J’avoue ne pas comprendre pourquoi certains de mes amis politiques s’acharnent à vouloir utiliser le vocable de « majorité présidentielle« .

Que ce dernier ait eu un sens en 2007 ou en 2012, nul ne le conteste. Quand Nicolas Sarkozy, le 6 mai 2007, rassemble 53,06 % des suffrages exprimés, il ne fait pas de doute que ces derniers ont voulu manifester leur accord avec le programme développé au premier tour par le candidat de l’UMP et qu’ils appuient sa volonté réformatrice au second. De même, François Hollande peut-il légitimement revendiquer le soutien réel des 51,64 % des suffrages exprimés le 6 mai 2012. Dans les deux cas, la « majorité présidentielle » rassemble les électeurs qui appuient une démarche et souhaitent aux législatives, la victoire du candidat devenu président.
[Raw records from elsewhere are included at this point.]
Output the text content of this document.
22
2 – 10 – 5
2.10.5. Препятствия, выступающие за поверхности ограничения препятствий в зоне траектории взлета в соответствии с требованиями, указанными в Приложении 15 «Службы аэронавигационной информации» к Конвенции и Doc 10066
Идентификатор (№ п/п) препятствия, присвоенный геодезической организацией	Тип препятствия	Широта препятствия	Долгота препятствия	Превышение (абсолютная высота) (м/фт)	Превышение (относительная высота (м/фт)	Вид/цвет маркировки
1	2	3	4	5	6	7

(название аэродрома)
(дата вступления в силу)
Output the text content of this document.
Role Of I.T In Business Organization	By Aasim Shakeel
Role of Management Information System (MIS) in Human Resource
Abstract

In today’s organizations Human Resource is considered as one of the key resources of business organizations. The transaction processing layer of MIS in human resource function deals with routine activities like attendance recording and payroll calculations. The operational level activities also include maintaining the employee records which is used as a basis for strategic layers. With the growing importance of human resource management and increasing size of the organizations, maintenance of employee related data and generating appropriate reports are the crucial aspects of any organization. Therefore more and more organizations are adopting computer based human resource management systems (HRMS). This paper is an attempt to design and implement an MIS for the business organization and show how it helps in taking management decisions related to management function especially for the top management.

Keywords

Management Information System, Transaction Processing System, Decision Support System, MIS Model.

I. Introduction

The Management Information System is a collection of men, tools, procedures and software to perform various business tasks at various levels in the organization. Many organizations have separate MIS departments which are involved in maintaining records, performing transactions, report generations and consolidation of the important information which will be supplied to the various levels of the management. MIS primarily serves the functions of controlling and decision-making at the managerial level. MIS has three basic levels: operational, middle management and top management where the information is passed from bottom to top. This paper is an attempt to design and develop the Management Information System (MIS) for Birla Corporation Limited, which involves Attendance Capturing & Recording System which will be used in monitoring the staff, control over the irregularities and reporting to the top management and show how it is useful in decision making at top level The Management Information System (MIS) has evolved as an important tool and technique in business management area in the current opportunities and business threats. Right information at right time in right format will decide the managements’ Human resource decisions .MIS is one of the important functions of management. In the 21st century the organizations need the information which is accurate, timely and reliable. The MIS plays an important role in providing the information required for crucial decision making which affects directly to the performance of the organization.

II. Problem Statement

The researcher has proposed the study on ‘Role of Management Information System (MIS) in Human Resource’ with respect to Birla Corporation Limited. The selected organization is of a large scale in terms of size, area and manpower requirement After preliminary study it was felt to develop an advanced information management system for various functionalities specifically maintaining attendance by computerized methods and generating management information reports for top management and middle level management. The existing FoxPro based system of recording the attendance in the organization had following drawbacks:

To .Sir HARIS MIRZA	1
Cette configuration ne correspond pas à 2017. Quand Emmanuel Macron rassemble à Quimper, au soir du tour décisif, le 7 mai, 83,29 %, chacun sait qu’il réunit tous ceux qui ne veulent pas vivre un cauchemar. Comme l’a dit Raymond Aron, les électeurs avaient le choix entre « le préférable et le détestable ». Impossible dans ces conditions d’en conclure à un appui unanime pour un programme choisi uniquement par 33 % des électeurs quimpérois lors du 1er tour…

Par contre, la volonté de participer à une « majorité parlementaire » prend tout son sens dans la campagne législative. Et c’est bien dans cette perspective positive que je m’inscris.

Je souhaite en effet, le succès du quinquennat d’Emmanuel Macron parce que les problèmes de la France ne peuvent pas attendre. Le travail entamé pour le redressement du pays doit être poursuivi. Aussi prétendre dès aujourd’hui vouloir être un opposant systématique au chef de l’Etat me semble une posture stérile qui ne correspond pas aux exigences de l’heure. Mais affirmer tout aussi doctement une détermination à approuver automatiquement tous les projets du gouvernement d’Edouard Philippe est pareillement réducteur et improductif.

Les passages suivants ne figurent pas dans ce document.